One phrase, towards the middle played by the clarinet, sounds closely related to one in the first movement of Carl Maria von Weber's Clarinet Concerto No. 1 in F minor. This was possibly inserted because when Brahms listened to Richard Mühlfeld at his recital, he was playing this concerto.

=== II. Adagio ===
The bowed strings are played with mutes (con sordino) throughout the movement. Mainly in B major, the reflective melody is first introduced by the clarinet, and is sometimes chromatic with some shifts to B minor. The middle section is in B minor, its mood recalling the gloomy atmosphere of the first movement. Here, the clarinet performs technical runs playing from all ranges. Via an agitated transition with even more modulations, the music calms down and returns to the beginning theme, and then subsides.

=== III. Andantino ===
This movement, the shortest of the four, begins in D major.

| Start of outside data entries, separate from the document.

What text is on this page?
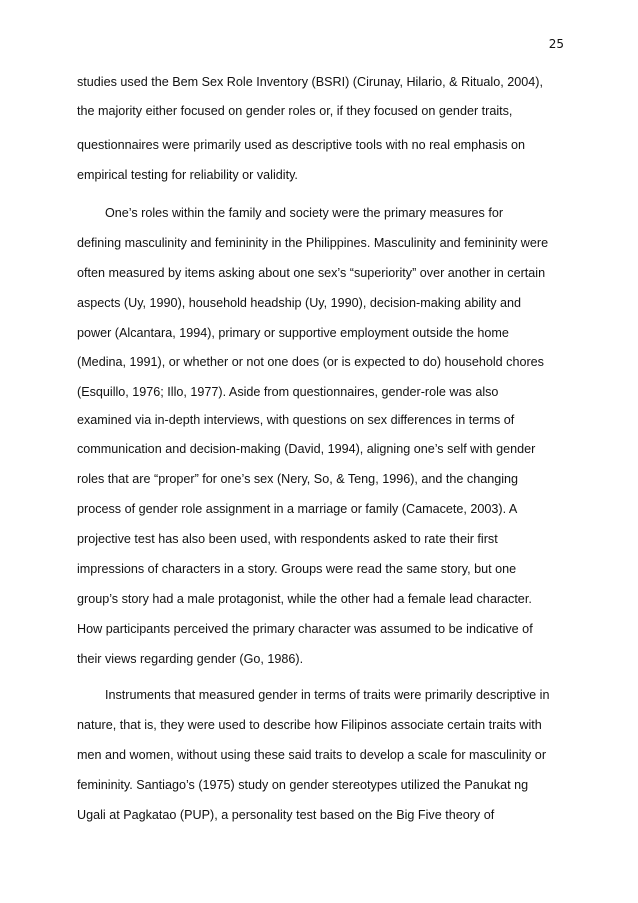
25
studies used the Bem Sex Role Inventory (BSRI) (Cirunay, Hilario, & Ritualo, 2004),
the majority either focused on gender roles or, if they focused on gender traits,
questionnaires were primarily used as descriptive tools with no real emphasis on
empirical testing for reliability or validity.
One’s roles within the family and society were the primary measures for
defining masculinity and femininity in the Philippines. Masculinity and femininity were
often measured by items asking about one sex’s “superiority” over another in certain
aspects (Uy, 1990), household headship (Uy, 1990), decision-making ability and
power (Alcantara, 1994), primary or supportive employment outside the home
(Medina, 1991), or whether or not one does (or is expected to do) household chores
(Esquillo, 1976; Illo, 1977). Aside from questionnaires, gender-role was also
examined via in-depth interviews, with questions on sex differences in terms of
communication and decision-making (David, 1994), aligning one’s self with gender
roles that are “proper” for one’s sex (Nery, So, & Teng, 1996), and the changing
process of gender role assignment in a marriage or family (Camacete, 2003). A
projective test has also been used, with respondents asked to rate their first
impressions of characters in a story. Groups were read the same story, but one
group’s story had a male protagonist, while the other had a female lead character.
How participants perceived the primary character was assumed to be indicative of
their views regarding gender (Go, 1986).
Instruments that measured gender in terms of traits were primarily descriptive in
nature, that is, they were used to describe how Filipinos associate certain traits with
men and women, without using these said traits to develop a scale for masculinity or
femininity. Santiago’s (1975) study on gender stereotypes utilized the Panukat ng
Ugali at Pagkatao (PUP), a personality test based on the Big Five theory of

In measure 23, the clarinet and violin play as if they were talking in a conversation. It modulates back from D major into the darker B minor. This section is highly influenced by the first part and even ends the same except being in a 2/4 meter.

=== IV. Con moto ===
This movement is marked Con moto (with motion) and contains a theme and five variations as do the final movements of Mozart's Clarinet Quintet and Brahms's Clarinet Sonata No. 2. Tempo varies according to the musician. The fourth variation, in B major, has a sweet melody mostly performed by the clarinet, which recalls the mood of the second movement. The fifth (final) variation, beginning with the viola playing the melody over the pizzicato cello, is back in B minor but bears a different metrical sign (6/8) till the end of the movement. The coda brings multiple themes from the first movement, and finally ends with a sudden loud B minor chord which eventually fades away (as opposed to the quiet ending in the first movement).